Perhaps no one has seen the benefit of such partnerships better than leading female thought leaders. Here are some of their observations on how networking and expanded educational opportunities can be a win-win for communities.
Leading publications urge students to get into STEM (science, technology, engineering and math) education, but what does that look like for the classroom and community? Jodi Prosise, Ph.D., chair of the engineering department at Saint Ambrose University (SAU) in Davenport, Iowa, has been working for years to connect rural students in Iowa and Illinois with STEM careers. She speaks to classrooms about what a career in engineering looks like and how the skills apply across many real-world industries. Guided activities, including design and prototyping projects, summer camps and an engineering carnival, are a few of the successful ways she helps students see the possibilities and value of an engineering degree. As a result of her efforts, the enrollment in SAU engineering programs tripled.
Recreating College for Today's Student
In recent years, college-bound high school graduates have already earned more college-level credits than ever before. Therefore, many of them enter school at a junior level or higher. Martha D. Saunders, President of the University of West Florida, recognizes that dual credit has changed high school's educational environment and would like to see colleges adapt their models to accommodate the trend.
In addition to reviewing the core competencies required for college, President Saunders has placed a high priority on working with companies to create internship programs.
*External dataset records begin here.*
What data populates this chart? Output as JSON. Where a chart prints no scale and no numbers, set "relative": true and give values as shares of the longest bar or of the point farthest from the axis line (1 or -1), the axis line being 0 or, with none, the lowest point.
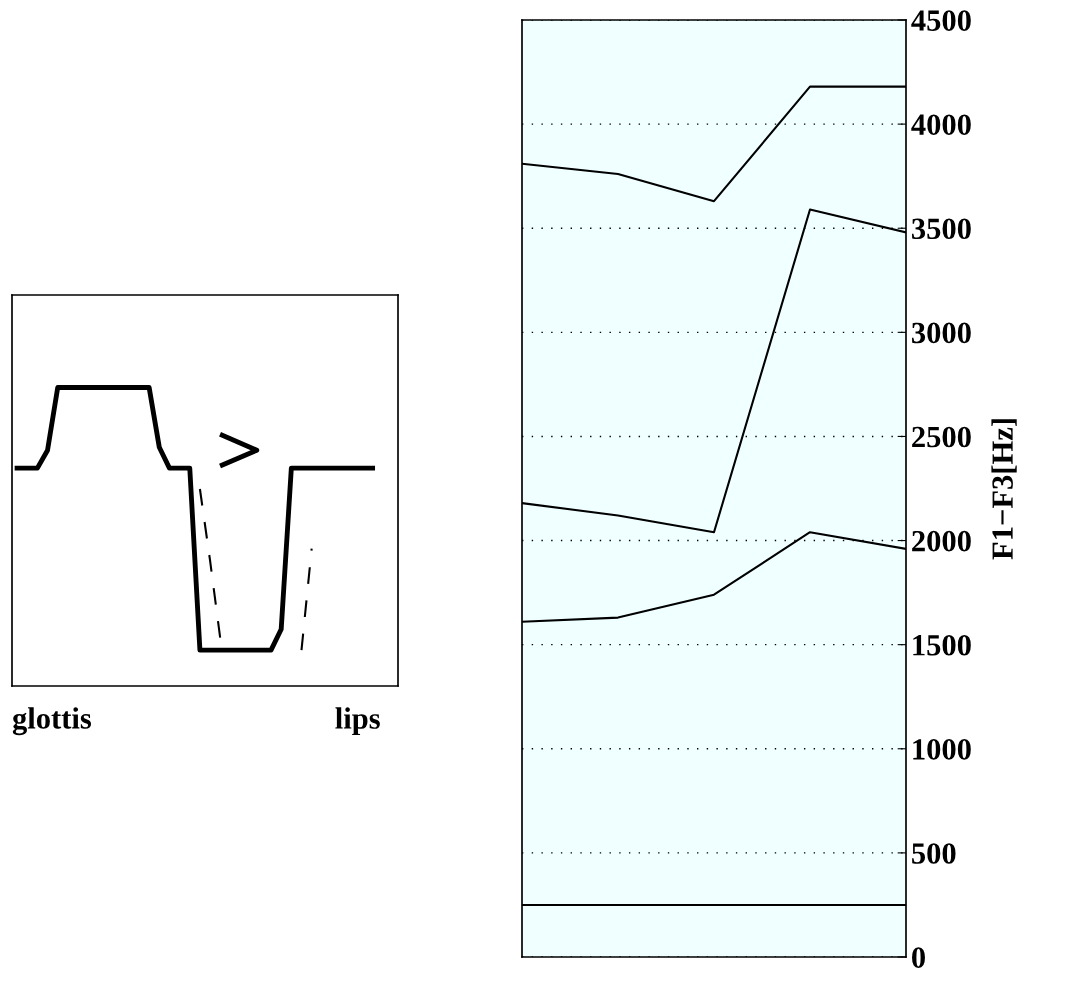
{
  "chart_data": [
    {
      "type": "line",
      "relative": true,
      "categories": [
        null,
        null,
        null,
        null,
        null,
        null,
        null,
        null,
        null,
        null,
        null,
        null,
        null,
        null,
        null,
        null,
        null,
        null,
        null,
        null,
        null,
        null,
        null,
        null,
        null,
        null,
        null,
        null,
        null,
        null,
        null,
        null,
        null,
        null,
        null,
        null,
        null,
        null
      ],
      "annotations": [
        "glottis",
        "lips"
      ],
      "tick_labels": false,
      "marker": "none",
      "series": [
        {
          "color": "#000000",
          "line_style": "solid",
          "values": [
            0.73,
            0.73,
            0.73,
            0.79,
            1,
            1,
            1,
            1,
            1,
            1,
            1,
            1,
            1,
            1,
            0.8,
            0.73,
            0.73,
            0.73,
            0.12,
            0.12,
            0.12,
            0.12,
            0.12,
            0.12,
            0.12,
            0.12,
            0.19,
            0.73,
            0.73,
            0.73,
            0.73,
            0.73,
            0.73,
            0.73,
            0.73,
            0.73,
            null,
            null
          ]
        },
        {
          "color": "#000000",
          "line_style": "dashed",
          "values": [
            null,
            null,
            null,
            null,
            null,
            null,
            null,
            null,
            null,
            null,
            null,
            null,
            null,
            null,
            null,
            null,
            null,
            null,
            0.66,
            0.42,
            0.16,
            null,
            null,
            null,
            null,
            null,
            null,
            null,
            0.12,
            0.46,
            null,
            null,
            null,
            null,
            null,
            null,
            null,
            null
          ]
        }
      ]
    },
    {
      "type": "line",
      "categories": [
        null,
        null,
        null,
        null,
        null
      ],
      "ylabel": "F1−F3[Hz]",
      "ylim": [
        0,
        4500
      ],
      "yticks": [
        0,
        500,
        1000,
        1500,
        2000,
        2500,
        3000,
        3500,
        4000,
        4500
      ],
      "grid": "y",
      "line_style": "solid",
      "marker": "none",
      "tick_labels": "y",
      "series": [
        {
          "color": "#000000",
          "values": [
            250,
            250,
            250,
            250,
            250
          ]
        },
        {
          "color": "#000000",
          "values": [
            1610,
            1630,
            1740,
            2040,
            1960
          ]
        },
        {
          "color": "#000000",
          "values": [
            2180,
            2120,
            2040,
            3590,
            3480
          ]
        },
        {
          "color": "#000000",
          "values": [
            3810,
            3760,
            3630,
            4180,
            4180
          ]
        }
      ]
    }
  ]
}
This allows students to get a clearer vision of their future interests while learning important skills long before graduation.
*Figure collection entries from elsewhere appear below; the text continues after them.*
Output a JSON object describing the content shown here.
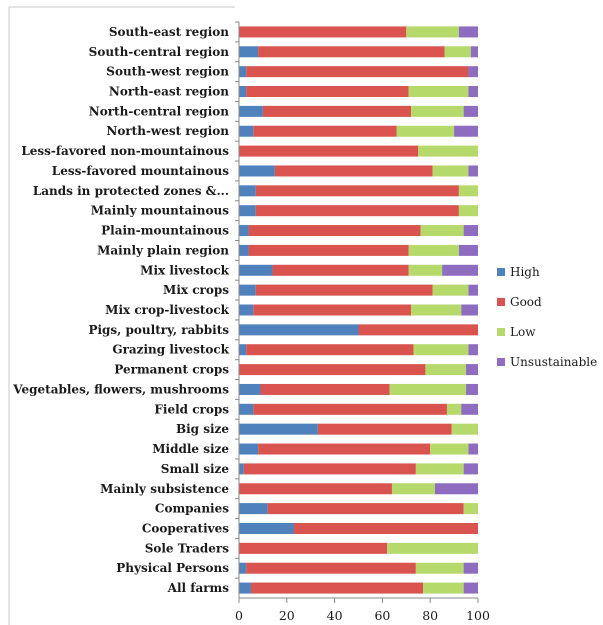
{
  "chart_data": {
    "type": "bar",
    "orientation": "horizontal",
    "stacked": true,
    "title": "",
    "xlim": [
      0,
      100
    ],
    "x_ticks": [
      0,
      20,
      40,
      60,
      80,
      100
    ],
    "grid": false,
    "legend_placement": "right",
    "categories": [
      "South-east region",
      "South-central region",
      "South-west region",
      "North-east region",
      "North-central region",
      "North-west region",
      "Less-favored non-mountainous",
      "Less-favored mountainous",
      "Lands in protected zones &...",
      "Mainly mountainous",
      "Plain-mountainous",
      "Mainly plain region",
      "Mix livestock",
      "Mix crops",
      "Mix crop-livestock",
      "Pigs, poultry, rabbits",
      "Grazing livestock",
      "Permanent crops",
      "Vegetables, flowers, mushrooms",
      "Field crops",
      "Big size",
      "Middle size",
      "Small size",
      "Mainly subsistence",
      "Companies",
      "Cooperatives",
      "Sole Traders",
      "Physical Persons",
      "All farms"
    ],
    "series": [
      {
        "name": "High",
        "color": "#4f81bd",
        "values": [
          0,
          8,
          3,
          3,
          10,
          6,
          0,
          15,
          7,
          7,
          4,
          4,
          14,
          7,
          6,
          50,
          3,
          0,
          9,
          6,
          33,
          8,
          2,
          0,
          12,
          23,
          0,
          3,
          5
        ]
      },
      {
        "name": "Good",
        "color": "#d9534f",
        "values": [
          70,
          78,
          93,
          68,
          62,
          60,
          75,
          66,
          85,
          85,
          72,
          67,
          57,
          74,
          66,
          50,
          70,
          78,
          54,
          81,
          56,
          72,
          72,
          64,
          82,
          77,
          62,
          71,
          72
        ]
      },
      {
        "name": "Low",
        "color": "#b5d96b",
        "values": [
          22,
          11,
          0,
          25,
          22,
          24,
          25,
          15,
          8,
          8,
          18,
          21,
          14,
          15,
          21,
          0,
          23,
          17,
          32,
          6,
          11,
          16,
          20,
          18,
          6,
          0,
          38,
          20,
          17
        ]
      },
      {
        "name": "Unsustainable",
        "color": "#8e6cc0",
        "values": [
          8,
          3,
          4,
          4,
          6,
          10,
          0,
          4,
          0,
          0,
          6,
          8,
          15,
          4,
          7,
          0,
          4,
          5,
          5,
          7,
          0,
          4,
          6,
          18,
          0,
          0,
          0,
          6,
          6
        ]
      }
    ]
  }
}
Aiming High for Technological Readiness
Limiting tech learning to the classroom is not enough to prepare students for the careers of tomorrow. Shelli Brunswick, COO of the Space Foundation, sees a role for private companies focusing on tech and engineering to directly fund student opportunities through apprenticeship programs and scholarships to camps and workshops. She also sees teacher development as the future of better classroom experiences, including the prioritization of experiential, hands-on learning. Even with these changes, schools cannot do it alone. Brunswick hopes to see continued collaboration with "private enterprise, communities, government agencies, and subject matter experts to build a realistic and pragmatic training foundation to inspire and prepare students."
Are you a woman in education with a strong desire to create change in your school? There are many opportunities for connecting communities, companies and educational groups for the betterment of student outcomes. You could be in a strategic position to advocate for students and help form those partnerships needed to keep kids learning and growing in their classrooms and communities.